To me there's no doubt that classical skiing requires more skill and
technique as well is a far more versitile sport (from racing to trail
breaking, to on and off track touring, and everything in between). There's
so much beyond fitness and racing involved, and that may be why real
athletic skiers, new to the sport, tend to focus on skating and ignore
striding.


I'm starting my 6th season x-c skiing coming from an alpine background
(being a PSIA alpine instructor for close to 20 years). I took up
x-c because many of my cycling cohorts did it as a fun as well as
effective winter cross-training, and alpine only keeps the quads in
shape.

Interestingly, the majority of my group skis classical only, followed
by a fair number who both stride and skate, followed by a tiny few who
skate only.

It never occurred to me taking up the sport that I wouldn't do both.
We are lucky to have two private resorts within an hour drive which
groom for both, and a huge variety of trail systems all over the place
for touring. I rarely if ever go to a resort with grooming without
all my equipment, and it is a flip of the coin whether I skate or
stride first. But I will do both unless the snow is too warm or too
icy for classical.

My experience over the past seasons echoes what Nordic PSIA
instructors advise: Classical is easier to learn but harder to
master; skating is harder to learn, but easier to master.
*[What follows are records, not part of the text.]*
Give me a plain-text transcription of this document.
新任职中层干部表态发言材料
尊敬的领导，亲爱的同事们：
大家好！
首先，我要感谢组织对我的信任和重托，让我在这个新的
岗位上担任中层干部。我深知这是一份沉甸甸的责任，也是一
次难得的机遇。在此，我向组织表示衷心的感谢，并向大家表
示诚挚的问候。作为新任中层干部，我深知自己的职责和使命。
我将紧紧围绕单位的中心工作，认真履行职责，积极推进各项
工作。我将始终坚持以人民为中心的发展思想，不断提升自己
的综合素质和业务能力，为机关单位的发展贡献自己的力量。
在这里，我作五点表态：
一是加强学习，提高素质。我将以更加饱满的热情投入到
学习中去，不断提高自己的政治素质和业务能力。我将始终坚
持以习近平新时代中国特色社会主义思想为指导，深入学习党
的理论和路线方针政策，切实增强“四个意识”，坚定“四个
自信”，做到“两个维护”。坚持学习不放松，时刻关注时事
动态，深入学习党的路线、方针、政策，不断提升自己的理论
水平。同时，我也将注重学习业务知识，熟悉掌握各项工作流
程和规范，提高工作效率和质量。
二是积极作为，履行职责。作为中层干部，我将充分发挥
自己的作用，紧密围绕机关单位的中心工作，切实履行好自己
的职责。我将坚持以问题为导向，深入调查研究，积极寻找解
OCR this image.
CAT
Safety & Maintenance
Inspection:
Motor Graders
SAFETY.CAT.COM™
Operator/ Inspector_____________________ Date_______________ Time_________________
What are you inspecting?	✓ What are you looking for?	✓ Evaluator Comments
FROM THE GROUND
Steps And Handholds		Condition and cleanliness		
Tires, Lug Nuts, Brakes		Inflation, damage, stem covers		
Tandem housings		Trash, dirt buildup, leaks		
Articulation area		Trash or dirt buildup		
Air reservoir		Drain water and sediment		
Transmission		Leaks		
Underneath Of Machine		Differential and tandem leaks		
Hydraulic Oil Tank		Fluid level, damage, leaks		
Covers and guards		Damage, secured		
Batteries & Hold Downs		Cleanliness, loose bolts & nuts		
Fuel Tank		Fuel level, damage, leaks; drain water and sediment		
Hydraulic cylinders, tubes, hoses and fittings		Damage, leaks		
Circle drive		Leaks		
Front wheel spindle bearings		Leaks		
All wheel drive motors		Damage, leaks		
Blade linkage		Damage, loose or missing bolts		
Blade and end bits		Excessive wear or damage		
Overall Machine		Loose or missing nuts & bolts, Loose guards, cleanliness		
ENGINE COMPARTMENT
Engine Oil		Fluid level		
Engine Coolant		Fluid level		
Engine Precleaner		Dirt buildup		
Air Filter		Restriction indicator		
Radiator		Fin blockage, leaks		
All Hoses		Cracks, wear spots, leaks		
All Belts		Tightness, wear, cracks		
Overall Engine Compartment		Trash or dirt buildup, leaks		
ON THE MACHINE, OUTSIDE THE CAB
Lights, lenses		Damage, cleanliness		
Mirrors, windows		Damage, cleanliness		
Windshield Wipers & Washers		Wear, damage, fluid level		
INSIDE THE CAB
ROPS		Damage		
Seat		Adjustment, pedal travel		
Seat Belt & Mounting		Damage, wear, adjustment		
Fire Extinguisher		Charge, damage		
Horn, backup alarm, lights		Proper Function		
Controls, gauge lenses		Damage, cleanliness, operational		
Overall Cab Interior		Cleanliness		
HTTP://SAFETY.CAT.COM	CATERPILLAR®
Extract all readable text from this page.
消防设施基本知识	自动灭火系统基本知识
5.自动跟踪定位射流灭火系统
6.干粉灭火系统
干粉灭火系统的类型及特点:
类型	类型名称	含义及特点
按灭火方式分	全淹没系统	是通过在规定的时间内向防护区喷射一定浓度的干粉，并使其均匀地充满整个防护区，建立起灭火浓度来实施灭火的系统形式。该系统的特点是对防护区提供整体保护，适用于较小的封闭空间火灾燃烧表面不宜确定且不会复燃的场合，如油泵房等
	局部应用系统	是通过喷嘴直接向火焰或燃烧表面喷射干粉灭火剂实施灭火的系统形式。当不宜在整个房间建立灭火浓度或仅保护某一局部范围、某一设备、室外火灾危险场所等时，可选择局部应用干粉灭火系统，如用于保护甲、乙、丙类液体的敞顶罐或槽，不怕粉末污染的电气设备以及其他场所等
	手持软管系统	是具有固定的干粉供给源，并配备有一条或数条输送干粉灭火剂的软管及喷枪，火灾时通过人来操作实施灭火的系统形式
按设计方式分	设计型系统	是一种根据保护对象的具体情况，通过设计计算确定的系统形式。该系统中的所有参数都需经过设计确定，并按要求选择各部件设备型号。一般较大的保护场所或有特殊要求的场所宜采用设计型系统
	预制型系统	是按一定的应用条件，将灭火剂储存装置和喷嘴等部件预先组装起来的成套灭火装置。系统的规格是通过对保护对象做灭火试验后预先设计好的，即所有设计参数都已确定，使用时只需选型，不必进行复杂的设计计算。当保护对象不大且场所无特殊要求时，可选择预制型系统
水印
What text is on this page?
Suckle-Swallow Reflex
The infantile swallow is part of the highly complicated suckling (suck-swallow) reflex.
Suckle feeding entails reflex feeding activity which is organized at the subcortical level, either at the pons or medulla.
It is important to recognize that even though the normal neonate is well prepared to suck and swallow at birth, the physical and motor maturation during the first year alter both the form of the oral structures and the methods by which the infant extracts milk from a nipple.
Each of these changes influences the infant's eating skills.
Classical starts out as the more intuitive because the movements are
natural, while the skating poling techniques are counter-intuitive and
take a while to become coordinated. But once the basics of both are
learned and the fine tuning and real mastery of the sports begin, it
is fairly clear that classical is the harder and more subtle
technique. Not to mention the art and science of grip waxing.

So it is no wonder that many skiers new to the sport will opt for
glide waxing only, and the speed and relative simplicity of skating
technique, even if skating up hills is the hardest physical activity
known to mankind :-)

But any skater who gets passed on the trail by a classic skier who
truly knows how to ski understands what the real deal is.